If this kind of behavior is shown by the king in trivial matters, I can’t help but to fantasize about what happens the dry years when the crops are not abundant enough to support the lifestyle of the king and his court (the exuberant parties, the banquets, the hundred rooms’ palace, the fancy clothes, the hunting trips…). If such brutality is displayed to his close acquaintances, what happens to the poor peasants in time of taxation when they can not afford it?

Women are shown as objects; their purpose in life is to marry a wealthy guy and procreate.

Beauty is equated with good and ugliness with evil which endorses an extremely shallow, unfair and dangerous reading of reality.

You could argue that I am overanalyzing; in part I am because I think is fun and in part because is the only way to endure five weekends of Disney's movies; but I would submit that they reflect the unquestioned values that support the fabric of our society. They are the ones that fuel the mutibillion-dollar wedding industry, the million cases of anorexia, our tendency to read the world in terms of absolute good and evil and finally the idea that the only way to deal with everything we don’t understand or consider good is to destroy it.
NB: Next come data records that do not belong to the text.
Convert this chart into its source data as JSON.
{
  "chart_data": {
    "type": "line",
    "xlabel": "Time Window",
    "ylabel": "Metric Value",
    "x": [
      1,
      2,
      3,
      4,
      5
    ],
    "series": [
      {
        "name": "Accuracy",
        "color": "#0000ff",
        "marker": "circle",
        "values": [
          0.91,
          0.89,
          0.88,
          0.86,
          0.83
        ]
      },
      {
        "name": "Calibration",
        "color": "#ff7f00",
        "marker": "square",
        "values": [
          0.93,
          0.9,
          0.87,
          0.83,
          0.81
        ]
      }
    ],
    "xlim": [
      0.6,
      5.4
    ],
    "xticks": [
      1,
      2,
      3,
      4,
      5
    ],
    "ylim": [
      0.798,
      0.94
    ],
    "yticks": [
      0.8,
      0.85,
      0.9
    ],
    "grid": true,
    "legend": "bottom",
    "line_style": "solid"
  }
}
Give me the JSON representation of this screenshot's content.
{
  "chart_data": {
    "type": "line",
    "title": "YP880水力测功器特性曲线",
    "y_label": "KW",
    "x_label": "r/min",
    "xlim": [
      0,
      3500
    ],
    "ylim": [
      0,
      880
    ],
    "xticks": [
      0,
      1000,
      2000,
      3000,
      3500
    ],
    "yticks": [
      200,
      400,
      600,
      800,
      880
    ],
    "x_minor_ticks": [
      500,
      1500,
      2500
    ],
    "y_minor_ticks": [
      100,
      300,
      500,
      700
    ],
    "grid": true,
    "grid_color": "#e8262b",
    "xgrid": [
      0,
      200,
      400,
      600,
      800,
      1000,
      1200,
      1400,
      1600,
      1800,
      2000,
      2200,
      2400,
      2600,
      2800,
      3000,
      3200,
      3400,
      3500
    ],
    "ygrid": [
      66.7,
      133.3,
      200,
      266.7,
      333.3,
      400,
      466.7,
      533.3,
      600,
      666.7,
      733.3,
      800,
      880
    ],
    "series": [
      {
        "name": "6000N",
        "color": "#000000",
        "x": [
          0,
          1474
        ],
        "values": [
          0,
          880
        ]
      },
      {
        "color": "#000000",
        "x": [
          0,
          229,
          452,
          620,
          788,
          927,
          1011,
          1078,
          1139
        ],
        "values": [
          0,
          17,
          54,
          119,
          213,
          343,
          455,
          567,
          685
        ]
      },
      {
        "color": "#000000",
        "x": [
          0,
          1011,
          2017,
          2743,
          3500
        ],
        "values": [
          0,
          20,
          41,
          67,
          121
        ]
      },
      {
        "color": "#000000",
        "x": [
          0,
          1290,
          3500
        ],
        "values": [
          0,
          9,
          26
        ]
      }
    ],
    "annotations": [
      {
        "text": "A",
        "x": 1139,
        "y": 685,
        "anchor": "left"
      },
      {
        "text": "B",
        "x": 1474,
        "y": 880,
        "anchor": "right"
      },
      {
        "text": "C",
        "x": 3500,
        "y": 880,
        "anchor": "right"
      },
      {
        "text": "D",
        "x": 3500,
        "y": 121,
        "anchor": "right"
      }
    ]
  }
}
We have become smarter about fairy tales, newer movies like Shrek make fun of the naiveness of these movies from decades ago, but at the end of the day the values they reflect are the same: the violence, the Manichaeism and the "happily ever after" are still present. In a way they are more insidious because they create the illusion of criticism.

Moving images have a deep effect, specially when shown to tender minds; upon further inspection, just like the benevolent kings, they may not be as good as they seem. One thing I have learned from watching these movies is that some times beautiful apples can be poisonous.